Short column buckling theory

[charliealphabravo]

My Canadian colleague is taking me to task for not being familiar with Johnston column buckling theory. After some poking around it looks like Johnston developed a tangent modulus theory to describe the inelastic buckling of columns. I also see a single reference to his name in my 1000 page university text. It's not something that I see very often but I think AISC uses a less conservative method of reduced modulus. Does anyone know any background on this and why one is used over the other when you are outside the elastic/Euler range?

Also just as a refresher, what are some design scenarios where inelastic column buckling modes are common?

TIA

 

[Hokie93]

Is your colleague speaking of Bruce G. Johnston? He helped to form the Column Research Council (CRC), the precursor to today's Structural Stability Research Council (SSRC). In that capacity, his fingerprints were all over AISC column equations from the 1940's to 1960's. I don't believe there is a particular equation attributed to Johnston (e.g., the "Johnston equation/theory") but, again, he played a significant role in the development of the CRC column curves that formed the basis for the AISC allowable stress column design requirements. Mr. Johnston also served as editor of "Design Criteria for Metal Compression Members", the predecessor to the current "Guide to Stability Design Criteria for Metal Structures", published by SSRC and now in its sixth edition.

 

[BAretired]

Short columns don't buckle, so the thread title is misleading. Long columns buckle elastically using the Euler theory. Short columns fail be crushing of the material. Intermediate columns fail by inelastic buckling. If you are using the Canadian code, this is taken into account by the formulas given in CSA S16-01.

This article sheds some light on the subject:

http://www.efunda.com/formulae/solid_mechanics/columns/inelastic.cfm

BA

 

[KootK]

Also just as a refresher, what are some design scenarios where inelastic column buckling modes are common?

Almost all design scenarios actually. Using BA's definitions, which are the right ones, it's pretty rare to have either long or short columns. A short column suggests inefficiency; a long column suggests a high slenderness ratio and perhaps madness.

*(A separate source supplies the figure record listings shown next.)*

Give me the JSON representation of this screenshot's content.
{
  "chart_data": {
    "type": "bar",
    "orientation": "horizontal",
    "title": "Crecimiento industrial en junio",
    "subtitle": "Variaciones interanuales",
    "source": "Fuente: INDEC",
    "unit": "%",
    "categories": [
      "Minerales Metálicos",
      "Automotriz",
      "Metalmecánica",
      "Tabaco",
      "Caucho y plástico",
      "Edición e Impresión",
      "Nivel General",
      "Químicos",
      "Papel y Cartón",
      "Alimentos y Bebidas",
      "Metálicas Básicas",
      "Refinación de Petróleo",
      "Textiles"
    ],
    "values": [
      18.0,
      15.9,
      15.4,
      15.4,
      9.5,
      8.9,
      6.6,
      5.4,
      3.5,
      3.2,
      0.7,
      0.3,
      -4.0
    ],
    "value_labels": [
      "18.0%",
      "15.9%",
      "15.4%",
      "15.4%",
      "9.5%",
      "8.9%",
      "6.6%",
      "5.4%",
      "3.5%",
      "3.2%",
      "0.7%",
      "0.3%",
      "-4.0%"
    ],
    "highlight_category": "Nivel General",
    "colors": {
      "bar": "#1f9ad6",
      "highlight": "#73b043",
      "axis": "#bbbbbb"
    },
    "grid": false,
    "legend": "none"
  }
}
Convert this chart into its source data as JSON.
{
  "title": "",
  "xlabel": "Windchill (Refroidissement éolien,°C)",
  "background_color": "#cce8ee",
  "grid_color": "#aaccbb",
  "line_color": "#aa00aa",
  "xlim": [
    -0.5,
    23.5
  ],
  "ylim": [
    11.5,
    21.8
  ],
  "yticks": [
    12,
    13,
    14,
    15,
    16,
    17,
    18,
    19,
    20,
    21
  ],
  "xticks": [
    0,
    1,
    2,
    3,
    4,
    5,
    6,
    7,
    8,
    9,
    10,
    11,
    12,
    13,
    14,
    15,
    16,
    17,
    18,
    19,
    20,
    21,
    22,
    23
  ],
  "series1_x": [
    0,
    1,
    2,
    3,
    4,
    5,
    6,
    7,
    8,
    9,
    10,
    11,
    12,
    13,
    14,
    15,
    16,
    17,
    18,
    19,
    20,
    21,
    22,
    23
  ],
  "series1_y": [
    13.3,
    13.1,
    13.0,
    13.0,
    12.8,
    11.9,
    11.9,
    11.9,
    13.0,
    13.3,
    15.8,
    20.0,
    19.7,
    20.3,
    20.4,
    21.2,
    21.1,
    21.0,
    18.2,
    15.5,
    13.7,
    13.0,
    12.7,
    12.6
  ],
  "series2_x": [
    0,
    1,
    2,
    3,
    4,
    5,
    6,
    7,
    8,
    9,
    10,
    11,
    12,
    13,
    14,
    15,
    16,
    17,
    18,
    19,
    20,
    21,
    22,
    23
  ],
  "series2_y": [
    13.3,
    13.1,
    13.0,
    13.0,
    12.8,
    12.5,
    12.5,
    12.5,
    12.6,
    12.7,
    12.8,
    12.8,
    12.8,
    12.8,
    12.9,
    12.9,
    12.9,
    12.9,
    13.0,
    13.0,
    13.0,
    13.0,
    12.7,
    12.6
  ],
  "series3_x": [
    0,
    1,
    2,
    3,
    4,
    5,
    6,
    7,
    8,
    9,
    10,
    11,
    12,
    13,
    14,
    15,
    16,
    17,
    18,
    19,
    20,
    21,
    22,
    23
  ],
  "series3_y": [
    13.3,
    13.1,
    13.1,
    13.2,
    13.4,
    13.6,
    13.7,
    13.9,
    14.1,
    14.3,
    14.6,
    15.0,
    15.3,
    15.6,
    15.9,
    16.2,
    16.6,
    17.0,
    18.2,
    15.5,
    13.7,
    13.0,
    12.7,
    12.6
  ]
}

The greatest trick that bond stress ever pulled was convincing the world it didn't exist.

 

[BAretired]

In the Canadian code, Unit Factored Compressive Resistances Cr/A have been calculated and listed for KL/r values from 1 to 200 which includes the entire gamut of short, intermediate and slender columns, all of which are permitted under CSA S16-01. I agree that columns near both ends of the scale are not common, but they do occasionally occur.

BA

 

[JoshPlumSE]

Well, I understood what he meant by short column buckling. Columns that are too short to buckle via euler buckling and which instead buckle via inelastic buckling.

Inelastic buckling is probably the most common scenario for steel buildings. If you look at AISC 14th edition, equation E3-3 is based on Euler buckling. But, equation E3-2 is based on inelastic buckling.